Now I find the details from the LPs uncovering in the open. Live nightclub and live concerts events are wonderment. The inner voices from audience as apart of the event is ear catching lifelike; you can count every finger touching each string of the instrument like the guitar. It's a transformation of a new record collection from my listening sessions. I wish I had got word of Eden Sound for my HRX Rim Drive sooner.

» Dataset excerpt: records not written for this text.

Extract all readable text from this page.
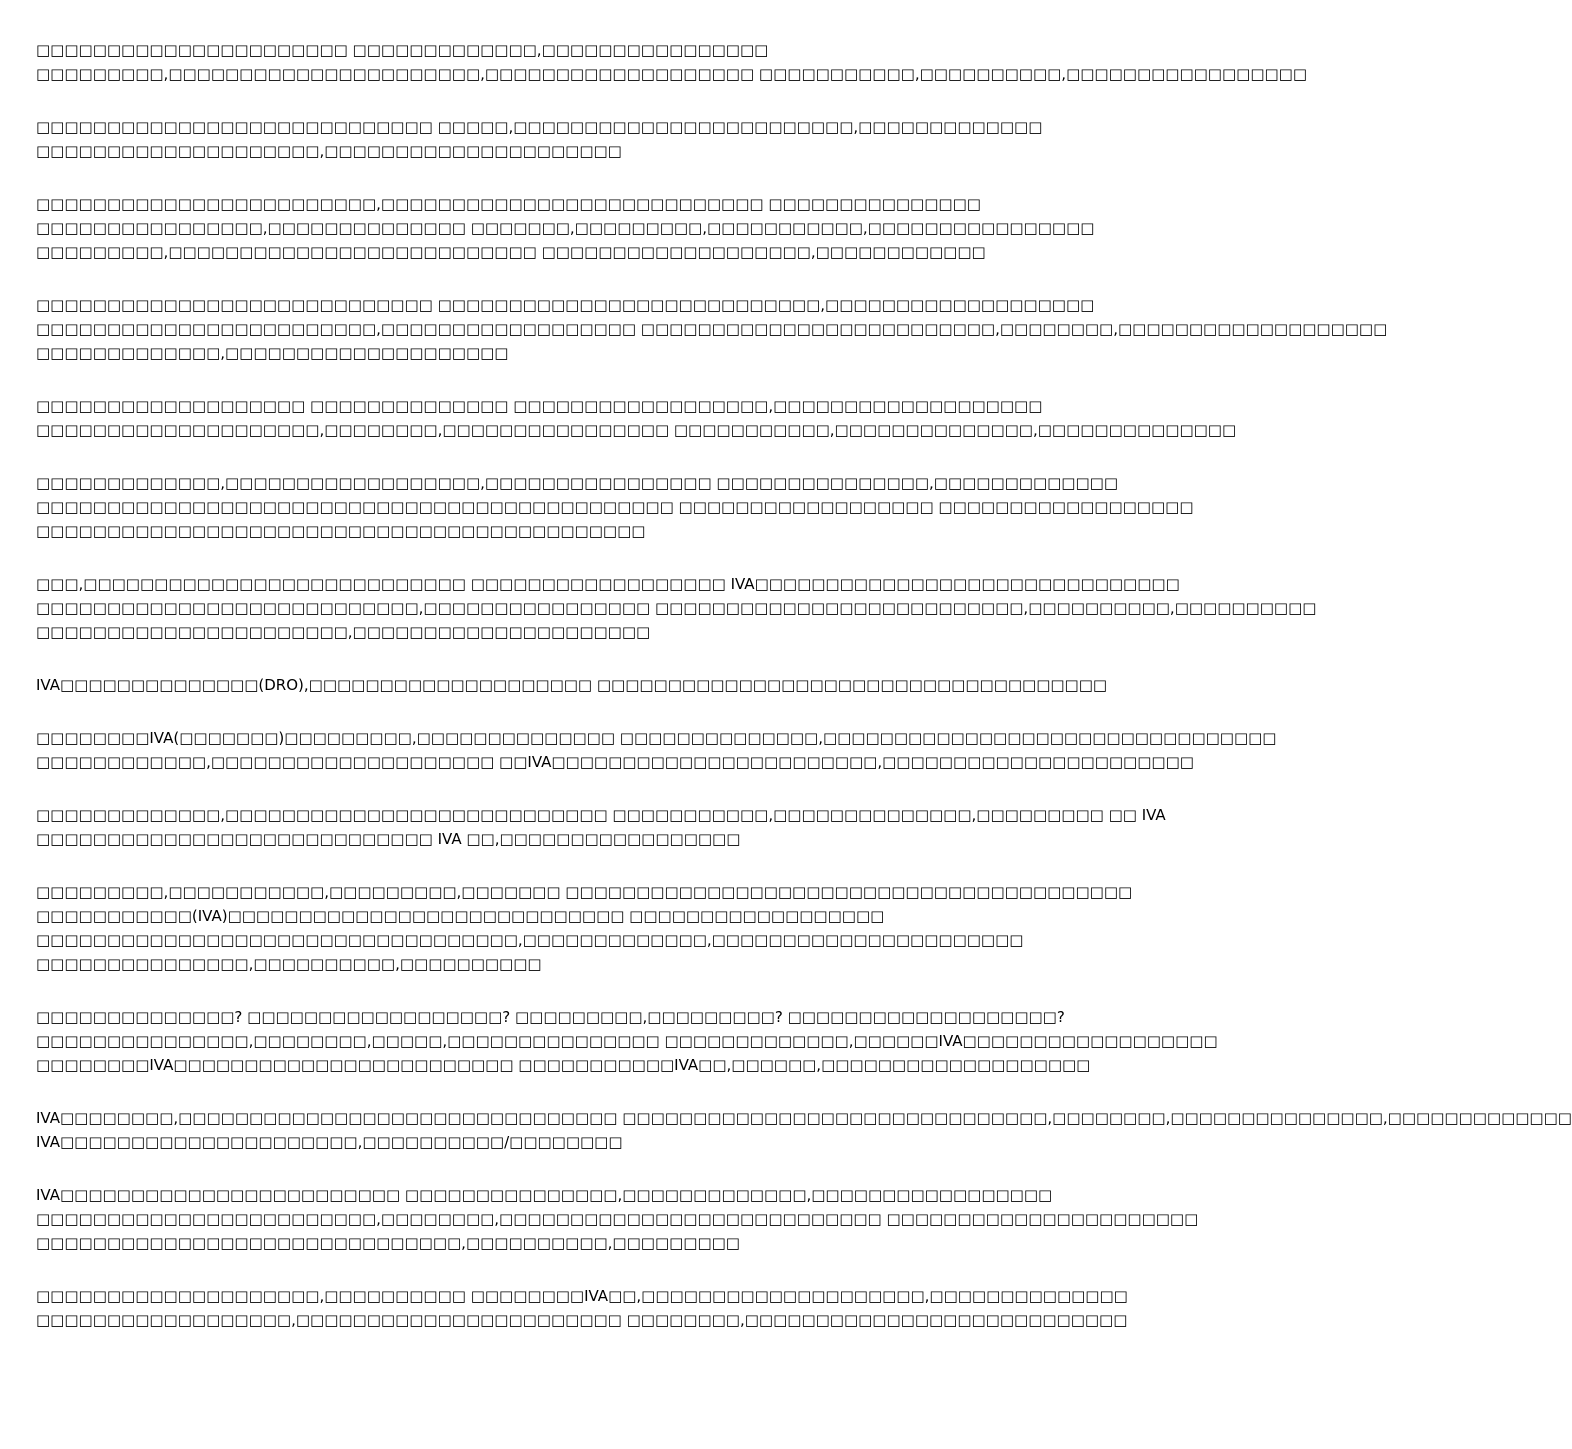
□□□□□□□□□□□□□□□□□□□□□□ □□□□□□□□□□□□□,□□□□□□□□□□□□□□□□
□□□□□□□□□,□□□□□□□□□□□□□□□□□□□□□□,□□□□□□□□□□□□□□□□□□□ □□□□□□□□□□□,□□□□□□□□□□,□□□□□□□□□□□□□□□□□

□□□□□□□□□□□□□□□□□□□□□□□□□□□□ □□□□□,□□□□□□□□□□□□□□□□□□□□□□□□,□□□□□□□□□□□□□
□□□□□□□□□□□□□□□□□□□□,□□□□□□□□□□□□□□□□□□□□□

□□□□□□□□□□□□□□□□□□□□□□□□,□□□□□□□□□□□□□□□□□□□□□□□□□□□ □□□□□□□□□□□□□□□
□□□□□□□□□□□□□□□□,□□□□□□□□□□□□□□ □□□□□□□,□□□□□□□□□,□□□□□□□□□□□,□□□□□□□□□□□□□□□□
□□□□□□□□□,□□□□□□□□□□□□□□□□□□□□□□□□□□ □□□□□□□□□□□□□□□□□□□,□□□□□□□□□□□□

□□□□□□□□□□□□□□□□□□□□□□□□□□□□ □□□□□□□□□□□□□□□□□□□□□□□□□□□,□□□□□□□□□□□□□□□□□□□
□□□□□□□□□□□□□□□□□□□□□□□□,□□□□□□□□□□□□□□□□□□ □□□□□□□□□□□□□□□□□□□□□□□□□,□□□□□□□□,□□□□□□□□□□□□□□□□□□□
□□□□□□□□□□□□□,□□□□□□□□□□□□□□□□□□□□

□□□□□□□□□□□□□□□□□□□ □□□□□□□□□□□□□□ □□□□□□□□□□□□□□□□□□,□□□□□□□□□□□□□□□□□□□
□□□□□□□□□□□□□□□□□□□□,□□□□□□□□,□□□□□□□□□□□□□□□□ □□□□□□□□□□□,□□□□□□□□□□□□□□,□□□□□□□□□□□□□□

□□□□□□□□□□□□□,□□□□□□□□□□□□□□□□□□,□□□□□□□□□□□□□□□□ □□□□□□□□□□□□□□□,□□□□□□□□□□□□□
□□□□□□□□□□□□□□□□□□□□□□□□□□□□□□□□□□□□□□□□□□□□□ □□□□□□□□□□□□□□□□□□ □□□□□□□□□□□□□□□□□□
□□□□□□□□□□□□□□□□□□□□□□□□□□□□□□□□□□□□□□□□□□□

□□□,□□□□□□□□□□□□□□□□□□□□□□□□□□□ □□□□□□□□□□□□□□□□□□ IVA□□□□□□□□□□□□□□□□□□□□□□□□□□□□□□
□□□□□□□□□□□□□□□□□□□□□□□□□□□,□□□□□□□□□□□□□□□□ □□□□□□□□□□□□□□□□□□□□□□□□□□,□□□□□□□□□□,□□□□□□□□□□
□□□□□□□□□□□□□□□□□□□□□□,□□□□□□□□□□□□□□□□□□□□□

IVA□□□□□□□□□□□□□□(DRO),□□□□□□□□□□□□□□□□□□□□ □□□□□□□□□□□□□□□□□□□□□□□□□□□□□□□□□□□□

□□□□□□□□IVA(□□□□□□□)□□□□□□□□□,□□□□□□□□□□□□□□ □□□□□□□□□□□□□□,□□□□□□□□□□□□□□□□□□□□□□□□□□□□□□□□
□□□□□□□□□□□□,□□□□□□□□□□□□□□□□□□□□ □□IVA□□□□□□□□□□□□□□□□□□□□□□□,□□□□□□□□□□□□□□□□□□□□□□

□□□□□□□□□□□□□,□□□□□□□□□□□□□□□□□□□□□□□□□□□ □□□□□□□□□□□,□□□□□□□□□□□□□□,□□□□□□□□□ □□ IVA
□□□□□□□□□□□□□□□□□□□□□□□□□□□□ IVA □□,□□□□□□□□□□□□□□□□□

□□□□□□□□□,□□□□□□□□□□□,□□□□□□□□□,□□□□□□□ □□□□□□□□□□□□□□□□□□□□□□□□□□□□□□□□□□□□□□□□
□□□□□□□□□□□(IVA)□□□□□□□□□□□□□□□□□□□□□□□□□□□□ □□□□□□□□□□□□□□□□□□
□□□□□□□□□□□□□□□□□□□□□□□□□□□□□□□□□□,□□□□□□□□□□□□□,□□□□□□□□□□□□□□□□□□□□□□
□□□□□□□□□□□□□□□,□□□□□□□□□□,□□□□□□□□□□

□□□□□□□□□□□□□□? □□□□□□□□□□□□□□□□□□? □□□□□□□□□,□□□□□□□□□? □□□□□□□□□□□□□□□□□□□?
□□□□□□□□□□□□□□□,□□□□□□□□,□□□□□,□□□□□□□□□□□□□□□ □□□□□□□□□□□□□,□□□□□□IVA□□□□□□□□□□□□□□□□□□
□□□□□□□□IVA□□□□□□□□□□□□□□□□□□□□□□□□ □□□□□□□□□□□IVA□□,□□□□□□,□□□□□□□□□□□□□□□□□□□

IVA□□□□□□□□,□□□□□□□□□□□□□□□□□□□□□□□□□□□□□□□ □□□□□□□□□□□□□□□□□□□□□□□□□□□□□□,□□□□□□□□,□□□□□□□□□□□□□□□,□□□□□□□□□□□□□
IVA□□□□□□□□□□□□□□□□□□□□□,□□□□□□□□□□/□□□□□□□□

IVA□□□□□□□□□□□□□□□□□□□□□□□□ □□□□□□□□□□□□□□□,□□□□□□□□□□□□□,□□□□□□□□□□□□□□□□□
□□□□□□□□□□□□□□□□□□□□□□□□,□□□□□□□□,□□□□□□□□□□□□□□□□□□□□□□□□□□□ □□□□□□□□□□□□□□□□□□□□□□
□□□□□□□□□□□□□□□□□□□□□□□□□□□□□□,□□□□□□□□□□,□□□□□□□□□

□□□□□□□□□□□□□□□□□□□□,□□□□□□□□□□ □□□□□□□□IVA□□,□□□□□□□□□□□□□□□□□□□□,□□□□□□□□□□□□□□
□□□□□□□□□□□□□□□□□□,□□□□□□□□□□□□□□□□□□□□□□□ □□□□□□□□,□□□□□□□□□□□□□□□□□□□□□□□□□□□
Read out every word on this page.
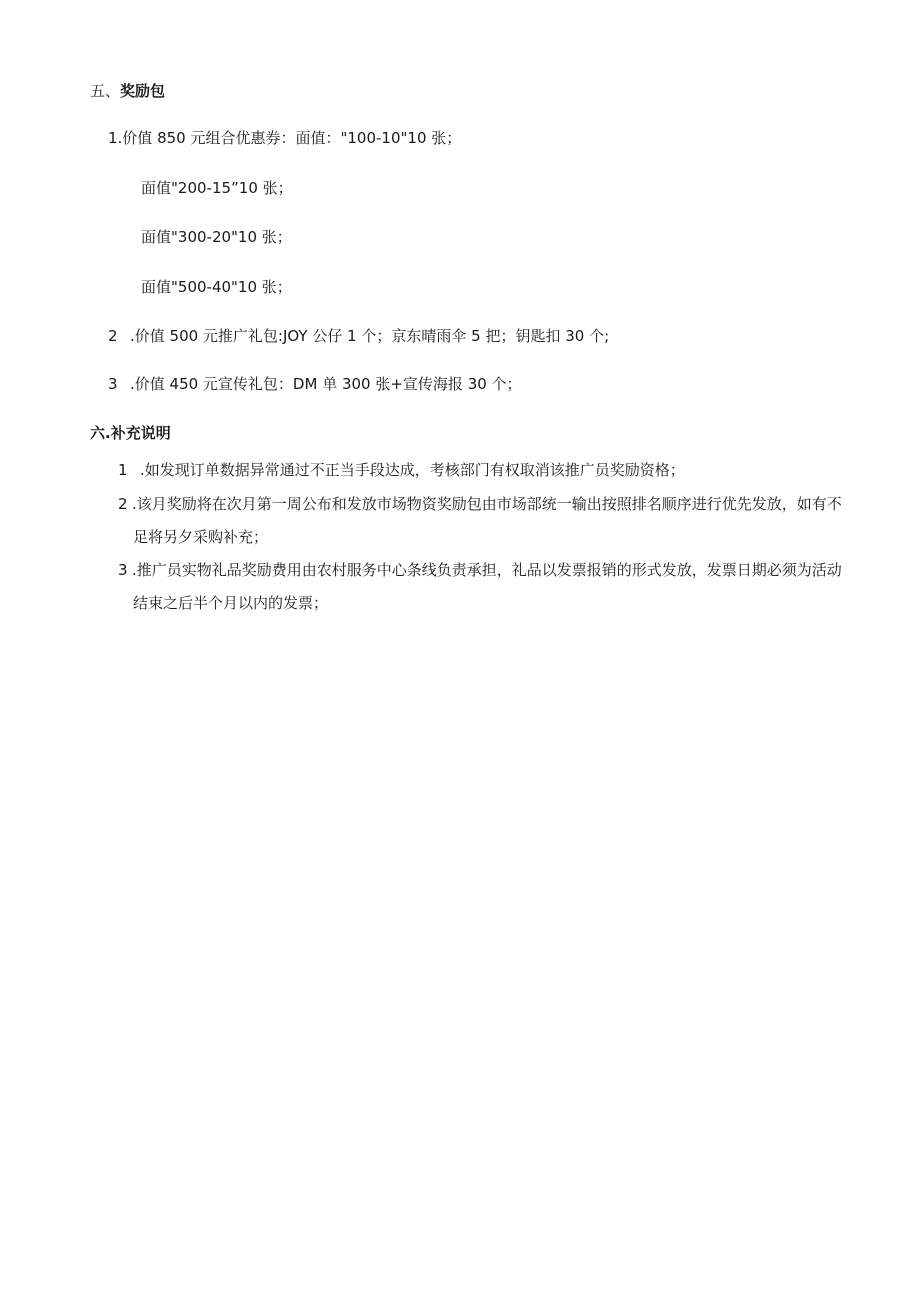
五、奖励包
1.价值 850 元组合优惠券：面值："100-10"10 张；
面值"200-15”10 张；
面值"300-20"10 张；
面值"500-40"10 张；
2 .价值 500 元推广礼包:JOY 公仔 1 个；京东晴雨伞 5 把；钥匙扣 30 个;
3 .价值 450 元宣传礼包：DM 单 300 张+宣传海报 30 个；
六.补充说明
1 .如发现订单数据异常通过不正当手段达成，考核部门有权取消该推广员奖励资格；
2 .该月奖励将在次月第一周公布和发放市场物资奖励包由市场部统一输出按照排名顺序进行优先发放，如有不
足将另夕采购补充；
3 .推广员实物礼品奖励费用由农村服务中心条线负责承担，礼品以发票报销的形式发放，发票日期必须为活动
结束之后半个月以内的发票；
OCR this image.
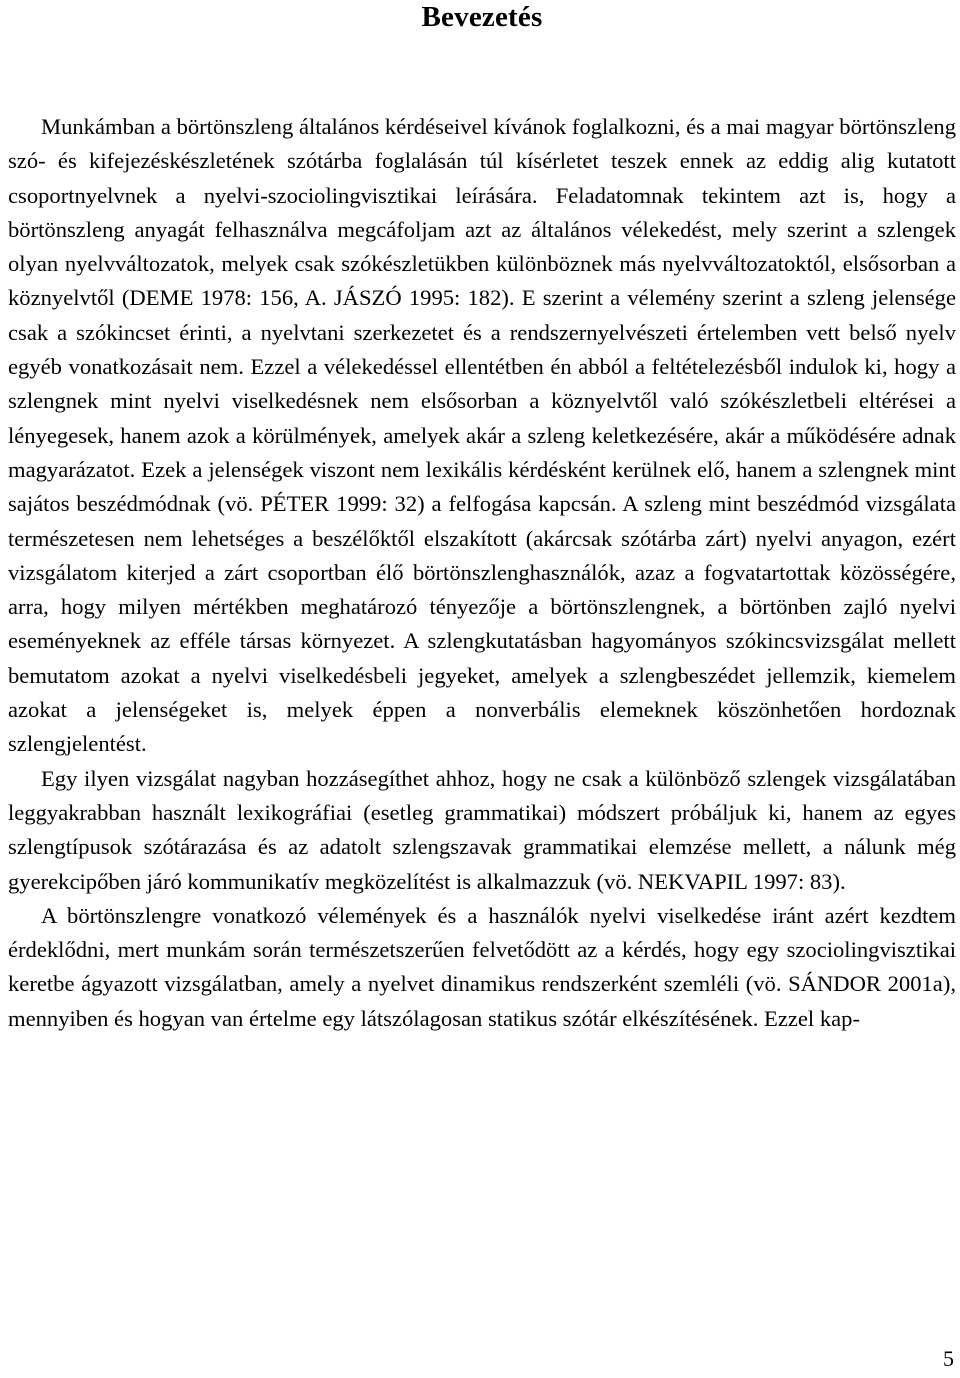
Bevezetés

Munkámban a börtönszleng általános kérdéseivel kívánok foglalkozni, és a mai magyar börtönszleng szó- és kifejezéskészletének szótárba foglalásán túl kísérletet teszek ennek az eddig alig kutatott csoportnyelvnek a nyelvi-szociolingvisztikai leírására. Feladatomnak tekintem azt is, hogy a börtönszleng anyagát felhasználva megcáfoljam azt az általános vélekedést, mely szerint a szlengek olyan nyelvváltozatok, melyek csak szókészletükben különböznek más nyelvváltozatoktól, elsősorban a köznyelvtől (DEME 1978: 156, A. JÁSZÓ 1995: 182). E szerint a vélemény szerint a szleng jelensége csak a szókincset érinti, a nyelvtani szerkezetet és a rendszernyelvészeti értelemben vett belső nyelv egyéb vonatkozásait nem. Ezzel a vélekedéssel ellentétben én abból a feltételezésből indulok ki, hogy a szlengnek mint nyelvi viselkedésnek nem elsősorban a köznyelvtől való szókészletbeli eltérései a lényegesek, hanem azok a körülmények, amelyek akár a szleng keletkezésére, akár a működésére adnak magyarázatot. Ezek a jelenségek viszont nem lexikális kérdésként kerülnek elő, hanem a szlengnek mint sajátos beszédmódnak (vö. PÉTER 1999: 32) a felfogása kapcsán. A szleng mint beszédmód vizsgálata természetesen nem lehetséges a beszélőktől elszakított (akárcsak szótárba zárt) nyelvi anyagon, ezért vizsgálatom kiterjed a zárt csoportban élő börtönszlenghasználók, azaz a fogvatartottak közösségére, arra, hogy milyen mértékben meghatározó tényezője a börtönszlengnek, a börtönben zajló nyelvi eseményeknek az efféle társas környezet. A szlengkutatásban hagyományos szókincsvizsgálat mellett bemutatom azokat a nyelvi viselkedésbeli jegyeket, amelyek a szlengbeszédet jellemzik, kiemelem azokat a jelenségeket is, melyek éppen a nonverbális elemeknek köszönhetően hordoznak szlengjelentést.

Egy ilyen vizsgálat nagyban hozzásegíthet ahhoz, hogy ne csak a különböző szlengek vizsgálatában leggyakrabban használt lexikográfiai (esetleg grammatikai) módszert próbáljuk ki, hanem az egyes szlengtípusok szótárazása és az adatolt szlengszavak grammatikai elemzése mellett, a nálunk még gyerekcipőben járó kommunikatív megközelítést is alkalmazzuk (vö. NEKVAPIL 1997: 83).

A börtönszlengre vonatkozó vélemények és a használók nyelvi viselkedése iránt azért kezdtem érdeklődni, mert munkám során természetszerűen felvetődött az a kérdés, hogy egy szociolingvisztikai keretbe ágyazott vizsgálatban, amely a nyelvet dinamikus rendszerként szemléli (vö. SÁNDOR 2001a), mennyiben és hogyan van értelme egy látszólagosan statikus szótár elkészítésének. Ezzel kap-

5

Anyway, thanks for the solution everyone pointing me towards Eden Sound.
Mmerlionus, I found the Classic platter to be a big improvement over the Super Platter on my Super Scoutmaster Ref. with rim-drive, not only in sound but also in how more smoothly running the rim drive works.
It would be interesting experimenting using the Classic aluminum platter. Not sue if it’s compatible with the HRX? For sure the HRX Rim Drive will have an easier effort and less stress pushing the Classic platter than the heavy Super Platter with two acrylic discs sandwiching the aluminum disc in the middle.

In theory the pure aluminum Classic will induce vibration ringing compared to the Super Platter with damping on both end using acrylic. It’s an interesting point I like to share with everyone in this thread as you all help me so much.

When I first install the TerraCones on both the HRX motor drive and the HRX turntable footers, the touch point of the Rim belt was touching the top acrylic disc on the Super Platter. You can get away with 33 rpm but at 45 rpm you begin to hear a weezing spinning sound on the LPs. I think the acrylic is not perfectly uniform like the middle aluminum disc.

With the added adjustability of the brass cones underneath the TerraCones footers, I reposition the Super Platter where the Rim belt is touching the aluminum middle disc where its manufactured more evenly like the Classic platter. The weezing spinning noise disappeared like Houdini. The experiment suggests that always use the Rim drive on the aluminum disc of the Super Platter. If there is any minute noise, let the acrylic absorb it like the original design intention.

The TerraCones also enables me to perfectly level the Rim top plate with the Super Platter. To play with Rim driving the platter, it must be perfectly level on both spinning disc. My Clearaudio Bubble is centered perfectly on all surfaces of the turntable, Super Platter and Rim motor drive. The fine-tuning is necessary for best results.

Some of you may recall the esteem editor Myles Astor from his past Ultimate Audio magazine, recommends using Walker Audio damping discs on the HRX. I have four large Walker disc on the corners of the HRX Rim motor drive and two on each side of the tonearm base support on the HRX turntable. The fun is tweaking and hearing the improvement. Needless to say my Graham Supreme pivot tonearm is rock steady and doing the Graham magic. The Walker discs made perfect sound imaging and cleans things up. The Walker will eat up any spurious vibration.

I am still dreaming of a slightly larger heavier top plate on the Rim Flywheel to push the heavy turntable platter with better compatibility. I think VPI maybe doing something, but no announcement.

Thanks again.
it was a revelation when i sold the Superplatter and installed the Classic platter...much better in every way. The Superplatter sounds tubby, closed in, and restrictive compared to the Classic.